The French "victory" at Verdun, such as it was, lay in the fact that the primary German objective was frustrated. Unlike most of the other major battles on the Western Front, the German attack at Verdun was not primarily intended as a way of capturing ground or in the hope of breaking through the trench lines, but to start a battle of attrition: the German attack was conceived from the first - by the German commanders General von Falkenhayn and Crown Prince Wilhelm - as a trap for the French, forcing them to commit vast numbers of men to a barely tenable position so that the fighting force of the French could be steadily ground down. This they certainly managed, but losing as many men themselves was not part of the plan.
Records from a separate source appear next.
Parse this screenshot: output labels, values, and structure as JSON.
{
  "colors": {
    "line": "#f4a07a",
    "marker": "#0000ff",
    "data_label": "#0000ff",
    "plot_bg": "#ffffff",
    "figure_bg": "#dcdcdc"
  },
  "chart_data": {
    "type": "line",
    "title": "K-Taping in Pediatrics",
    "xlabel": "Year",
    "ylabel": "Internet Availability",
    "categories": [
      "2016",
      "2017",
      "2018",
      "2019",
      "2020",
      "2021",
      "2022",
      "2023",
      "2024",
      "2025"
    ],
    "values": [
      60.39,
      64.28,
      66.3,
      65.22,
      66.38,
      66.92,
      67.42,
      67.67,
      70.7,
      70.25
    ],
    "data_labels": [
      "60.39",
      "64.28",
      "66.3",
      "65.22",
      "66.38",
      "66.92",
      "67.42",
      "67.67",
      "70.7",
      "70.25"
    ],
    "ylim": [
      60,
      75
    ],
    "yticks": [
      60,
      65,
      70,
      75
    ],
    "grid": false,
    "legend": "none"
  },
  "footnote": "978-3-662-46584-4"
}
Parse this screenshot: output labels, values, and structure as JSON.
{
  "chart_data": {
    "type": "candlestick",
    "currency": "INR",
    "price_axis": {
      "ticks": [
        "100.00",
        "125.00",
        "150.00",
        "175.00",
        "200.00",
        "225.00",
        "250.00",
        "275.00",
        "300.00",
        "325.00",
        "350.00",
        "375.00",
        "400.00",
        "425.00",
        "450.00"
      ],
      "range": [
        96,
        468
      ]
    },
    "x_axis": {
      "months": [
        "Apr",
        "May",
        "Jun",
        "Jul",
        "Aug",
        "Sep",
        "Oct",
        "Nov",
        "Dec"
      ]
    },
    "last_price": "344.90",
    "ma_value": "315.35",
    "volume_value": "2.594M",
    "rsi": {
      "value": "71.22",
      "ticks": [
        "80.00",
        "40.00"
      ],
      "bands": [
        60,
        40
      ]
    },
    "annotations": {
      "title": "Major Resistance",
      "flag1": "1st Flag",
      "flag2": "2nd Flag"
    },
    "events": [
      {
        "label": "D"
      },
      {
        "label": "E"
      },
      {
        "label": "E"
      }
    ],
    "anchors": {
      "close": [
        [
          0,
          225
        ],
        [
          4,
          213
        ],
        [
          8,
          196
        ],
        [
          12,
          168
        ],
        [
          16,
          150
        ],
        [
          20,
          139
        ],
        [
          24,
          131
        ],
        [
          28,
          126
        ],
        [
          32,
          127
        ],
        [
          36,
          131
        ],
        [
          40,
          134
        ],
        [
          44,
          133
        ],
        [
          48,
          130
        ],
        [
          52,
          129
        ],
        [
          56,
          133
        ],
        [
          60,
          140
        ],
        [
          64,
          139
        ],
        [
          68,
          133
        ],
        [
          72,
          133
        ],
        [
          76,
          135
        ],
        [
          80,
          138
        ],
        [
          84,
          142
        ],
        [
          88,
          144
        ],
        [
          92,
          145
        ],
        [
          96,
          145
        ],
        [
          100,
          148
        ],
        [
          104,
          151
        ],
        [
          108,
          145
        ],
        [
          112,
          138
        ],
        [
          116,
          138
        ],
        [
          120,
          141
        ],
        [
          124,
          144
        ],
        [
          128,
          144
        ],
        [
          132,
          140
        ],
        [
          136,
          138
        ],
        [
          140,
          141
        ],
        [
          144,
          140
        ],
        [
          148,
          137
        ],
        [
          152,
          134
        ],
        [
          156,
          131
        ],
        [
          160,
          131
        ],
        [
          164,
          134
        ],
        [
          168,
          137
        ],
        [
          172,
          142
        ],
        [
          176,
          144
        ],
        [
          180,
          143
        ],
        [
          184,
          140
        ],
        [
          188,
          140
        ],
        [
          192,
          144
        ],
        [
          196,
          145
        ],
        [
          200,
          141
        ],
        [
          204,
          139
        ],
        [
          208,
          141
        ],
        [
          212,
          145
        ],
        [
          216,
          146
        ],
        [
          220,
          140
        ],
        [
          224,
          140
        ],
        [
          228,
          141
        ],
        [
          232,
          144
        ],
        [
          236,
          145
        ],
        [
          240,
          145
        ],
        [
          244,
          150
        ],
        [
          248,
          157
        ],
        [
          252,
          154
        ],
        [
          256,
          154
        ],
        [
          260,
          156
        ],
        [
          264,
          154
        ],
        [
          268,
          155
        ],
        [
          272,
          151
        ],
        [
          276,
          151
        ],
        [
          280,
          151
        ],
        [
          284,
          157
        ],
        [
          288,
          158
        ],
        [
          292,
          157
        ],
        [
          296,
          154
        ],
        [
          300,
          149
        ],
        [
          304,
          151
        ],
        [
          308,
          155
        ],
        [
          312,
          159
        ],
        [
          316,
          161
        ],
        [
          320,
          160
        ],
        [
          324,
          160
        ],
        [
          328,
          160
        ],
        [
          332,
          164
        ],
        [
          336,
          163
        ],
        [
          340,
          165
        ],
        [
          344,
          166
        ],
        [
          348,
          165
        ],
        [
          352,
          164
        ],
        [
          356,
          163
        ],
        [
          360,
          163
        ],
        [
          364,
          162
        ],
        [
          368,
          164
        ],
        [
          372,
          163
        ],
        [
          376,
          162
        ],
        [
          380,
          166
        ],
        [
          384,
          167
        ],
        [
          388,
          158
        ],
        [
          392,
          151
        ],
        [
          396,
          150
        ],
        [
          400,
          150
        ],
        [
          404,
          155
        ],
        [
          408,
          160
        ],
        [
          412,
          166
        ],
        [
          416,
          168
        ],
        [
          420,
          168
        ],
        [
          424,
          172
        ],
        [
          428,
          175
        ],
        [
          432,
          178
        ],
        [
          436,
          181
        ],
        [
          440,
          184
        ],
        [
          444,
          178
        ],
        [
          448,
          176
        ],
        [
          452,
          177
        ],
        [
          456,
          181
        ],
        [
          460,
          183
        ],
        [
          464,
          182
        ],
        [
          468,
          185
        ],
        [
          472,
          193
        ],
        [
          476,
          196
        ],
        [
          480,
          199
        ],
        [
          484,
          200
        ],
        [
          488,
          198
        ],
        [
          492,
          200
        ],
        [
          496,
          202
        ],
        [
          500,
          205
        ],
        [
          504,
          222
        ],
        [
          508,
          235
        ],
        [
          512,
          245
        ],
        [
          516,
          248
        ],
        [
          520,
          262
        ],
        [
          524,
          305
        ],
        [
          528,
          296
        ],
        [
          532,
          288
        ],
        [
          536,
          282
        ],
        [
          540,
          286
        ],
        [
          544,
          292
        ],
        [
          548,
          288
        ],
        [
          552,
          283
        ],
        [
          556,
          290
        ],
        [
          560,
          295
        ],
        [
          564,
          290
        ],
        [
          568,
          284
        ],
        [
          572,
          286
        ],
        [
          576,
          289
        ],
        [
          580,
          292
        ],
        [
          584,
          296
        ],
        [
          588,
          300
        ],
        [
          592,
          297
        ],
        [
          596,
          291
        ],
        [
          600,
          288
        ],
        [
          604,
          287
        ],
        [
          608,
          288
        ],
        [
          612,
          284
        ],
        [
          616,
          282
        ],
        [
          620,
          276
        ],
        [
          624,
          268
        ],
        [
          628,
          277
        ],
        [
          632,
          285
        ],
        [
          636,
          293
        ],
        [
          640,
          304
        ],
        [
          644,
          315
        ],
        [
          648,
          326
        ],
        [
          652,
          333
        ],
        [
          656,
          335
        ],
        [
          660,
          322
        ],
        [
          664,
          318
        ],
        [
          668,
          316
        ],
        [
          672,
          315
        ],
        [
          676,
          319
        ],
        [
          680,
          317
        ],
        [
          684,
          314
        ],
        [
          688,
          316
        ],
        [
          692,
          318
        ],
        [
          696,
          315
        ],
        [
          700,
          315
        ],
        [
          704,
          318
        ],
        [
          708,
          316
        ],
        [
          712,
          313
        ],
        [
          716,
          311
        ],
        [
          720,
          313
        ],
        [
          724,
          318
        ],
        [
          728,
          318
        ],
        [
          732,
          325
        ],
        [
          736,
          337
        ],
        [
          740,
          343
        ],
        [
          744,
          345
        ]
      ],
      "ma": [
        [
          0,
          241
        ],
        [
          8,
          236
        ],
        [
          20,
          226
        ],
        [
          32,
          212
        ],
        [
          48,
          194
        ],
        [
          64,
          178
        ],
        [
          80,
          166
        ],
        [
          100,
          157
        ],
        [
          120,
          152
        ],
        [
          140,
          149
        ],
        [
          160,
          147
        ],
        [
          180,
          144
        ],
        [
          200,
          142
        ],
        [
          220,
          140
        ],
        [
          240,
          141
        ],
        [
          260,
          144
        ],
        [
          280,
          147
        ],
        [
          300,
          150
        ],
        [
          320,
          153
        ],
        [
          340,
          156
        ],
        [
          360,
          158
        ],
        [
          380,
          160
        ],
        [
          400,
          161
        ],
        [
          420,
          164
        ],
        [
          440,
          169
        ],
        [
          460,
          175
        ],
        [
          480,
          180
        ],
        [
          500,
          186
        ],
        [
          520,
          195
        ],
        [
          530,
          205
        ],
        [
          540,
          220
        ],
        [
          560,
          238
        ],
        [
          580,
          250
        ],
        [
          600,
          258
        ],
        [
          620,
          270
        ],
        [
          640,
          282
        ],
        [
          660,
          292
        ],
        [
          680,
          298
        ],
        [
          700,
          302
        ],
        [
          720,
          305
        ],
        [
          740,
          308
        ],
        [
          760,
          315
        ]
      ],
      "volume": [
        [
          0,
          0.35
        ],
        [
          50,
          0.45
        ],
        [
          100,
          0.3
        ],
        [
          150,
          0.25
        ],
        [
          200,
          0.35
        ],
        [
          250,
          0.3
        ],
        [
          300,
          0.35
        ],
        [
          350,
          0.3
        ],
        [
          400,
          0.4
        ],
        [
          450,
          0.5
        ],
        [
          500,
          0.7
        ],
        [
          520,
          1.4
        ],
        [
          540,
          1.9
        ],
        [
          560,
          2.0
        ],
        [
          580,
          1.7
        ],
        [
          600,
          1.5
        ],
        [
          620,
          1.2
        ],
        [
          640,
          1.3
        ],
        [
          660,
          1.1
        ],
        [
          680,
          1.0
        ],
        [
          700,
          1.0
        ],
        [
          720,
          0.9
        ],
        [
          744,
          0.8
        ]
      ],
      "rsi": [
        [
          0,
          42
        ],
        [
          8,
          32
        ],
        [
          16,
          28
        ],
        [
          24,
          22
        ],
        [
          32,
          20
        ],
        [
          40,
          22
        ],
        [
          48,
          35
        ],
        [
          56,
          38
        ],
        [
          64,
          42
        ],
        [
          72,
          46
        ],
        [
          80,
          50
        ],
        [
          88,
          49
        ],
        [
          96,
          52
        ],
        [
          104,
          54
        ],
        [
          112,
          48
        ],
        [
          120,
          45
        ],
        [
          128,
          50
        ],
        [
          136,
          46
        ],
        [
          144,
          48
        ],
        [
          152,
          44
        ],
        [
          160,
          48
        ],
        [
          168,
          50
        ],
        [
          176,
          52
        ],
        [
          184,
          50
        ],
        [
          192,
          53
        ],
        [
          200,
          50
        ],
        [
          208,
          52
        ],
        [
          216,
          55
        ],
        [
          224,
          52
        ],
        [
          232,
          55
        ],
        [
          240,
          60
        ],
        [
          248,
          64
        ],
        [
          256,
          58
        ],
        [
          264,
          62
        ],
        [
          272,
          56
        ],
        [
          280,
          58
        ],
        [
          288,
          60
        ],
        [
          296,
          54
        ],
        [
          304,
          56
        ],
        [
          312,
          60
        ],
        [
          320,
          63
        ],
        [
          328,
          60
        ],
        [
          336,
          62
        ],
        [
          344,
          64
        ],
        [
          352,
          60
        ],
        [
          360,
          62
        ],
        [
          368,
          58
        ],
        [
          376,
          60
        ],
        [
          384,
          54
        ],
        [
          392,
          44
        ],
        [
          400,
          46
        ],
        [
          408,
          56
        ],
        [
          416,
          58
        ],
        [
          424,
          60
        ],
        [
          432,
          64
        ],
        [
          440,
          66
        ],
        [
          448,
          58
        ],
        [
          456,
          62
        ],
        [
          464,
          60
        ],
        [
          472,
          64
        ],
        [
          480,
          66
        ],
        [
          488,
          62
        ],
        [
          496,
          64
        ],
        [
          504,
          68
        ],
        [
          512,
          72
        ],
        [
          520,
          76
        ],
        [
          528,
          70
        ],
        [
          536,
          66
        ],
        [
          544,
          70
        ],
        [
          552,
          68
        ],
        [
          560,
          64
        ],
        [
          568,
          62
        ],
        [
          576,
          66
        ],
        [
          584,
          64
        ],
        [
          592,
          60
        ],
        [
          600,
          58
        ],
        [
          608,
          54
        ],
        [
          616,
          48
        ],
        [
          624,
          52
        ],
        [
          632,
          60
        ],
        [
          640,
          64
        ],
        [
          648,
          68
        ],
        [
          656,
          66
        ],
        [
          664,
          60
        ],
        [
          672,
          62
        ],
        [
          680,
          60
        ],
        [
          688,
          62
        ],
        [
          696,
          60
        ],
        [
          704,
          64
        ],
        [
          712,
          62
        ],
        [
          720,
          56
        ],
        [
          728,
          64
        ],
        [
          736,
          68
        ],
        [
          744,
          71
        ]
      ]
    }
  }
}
In fact it is arguable that the German plan worked in a way: the French losses in the war, of which Verdun accounted for many (although actually fewer than they suffered in the far less renowned Bataille des Frontières, the initial attacks across the German border in 1914) were large enough to affect the birth rate of the smaller French population over the subsequent decade, and manpower shortages were one of the main reasons for the French army's weakness a generation later in 1940 - along with an obsession with preparing static defences of the kind that were so badly handled at Verdun - the Maginot line was the focus of French defence between the wars precisely because Fort Douaumont and Fort Vaux fell so embarrasingly easily in 1916, the one because it was virtually unmanned and the other because nobody had thought to maintain its water supply.
The battle subsequently became iconic for the French, not merely because of its ferocity or casualties, which were mirrored elsewhere, or for its outcome, which was little more than a stalemate, but because its duration and the French army's rotation system meant that a very high proportion of serving French troops - and thus a very high proportion of the male population - served there at one time or another during the year-long battle.